Adaptive Discretization for Model-Based Reinforcement Learning


Meta Review

The work has clear positives: + paper presents a novel algorithm that achieves low regret + novel consideration of adaptive discretization for model-based RL (prior work focuses on the model-free case) + important practical focus on computational resources + novel theory However, there are significant issues as well: - the experiments are not were presented or discussed within the context of the rest of the paper: they appear to contradict the main messages of the paper - there is confusion over how the experiments were implemented and evaluated (e.g., proper averaging over independent runs, fair treatment of hyperparameters etc). See R1 for more details - the proposed algorithm exhibits space complexity that monotonically increases; the authors suggested to just cap it - poor discussion of model-based RL with function approximation (linear dyna, recent deep learning approaches etc) - related no clear argument why we would explore adaptive discretization approaches compared to other approaches.

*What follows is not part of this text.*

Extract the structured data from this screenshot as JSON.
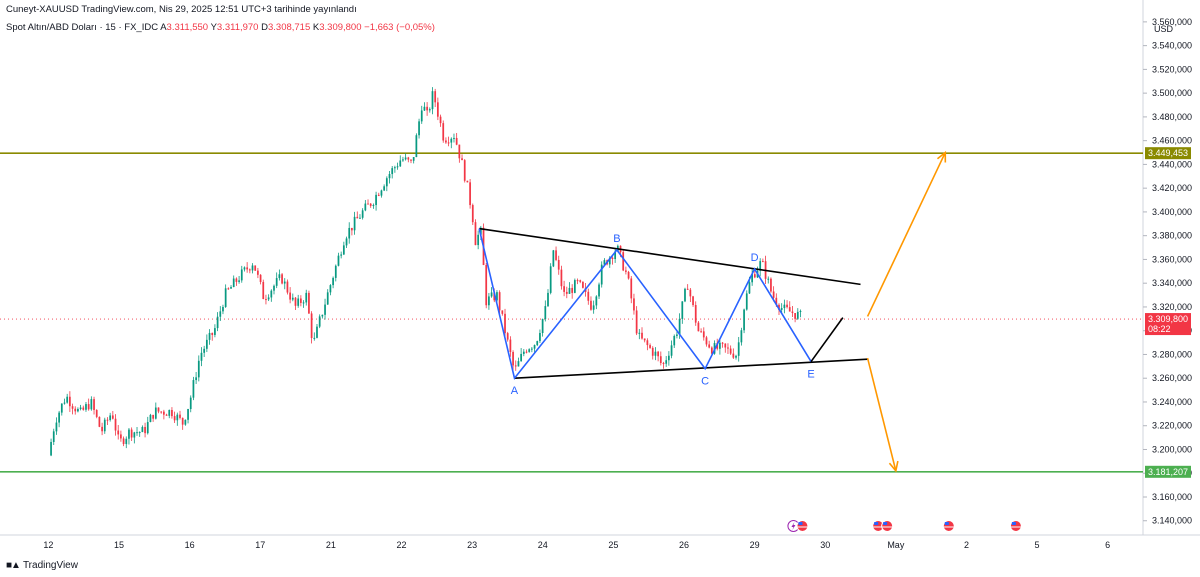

The paper is doing something different than the majority of the community---that can be good but it should be directly addressed Summary of the discussion. The reviewers thought the experiments considerably weakened the paper, and it would be best if they were removed from the paper. The strongest advocate of the paper had low confidence and not much to say much during discussion. The biggest critic also had low confidence. The most knowledgable reviewer R5 landed at weak accept concluding the theory is interesting on its own, but the paper needs significant revision to deal with the experiment issue. The meta reviewer agrees. The authors seem to agree that the paper could be much better if more strongly pitched towards the theory side.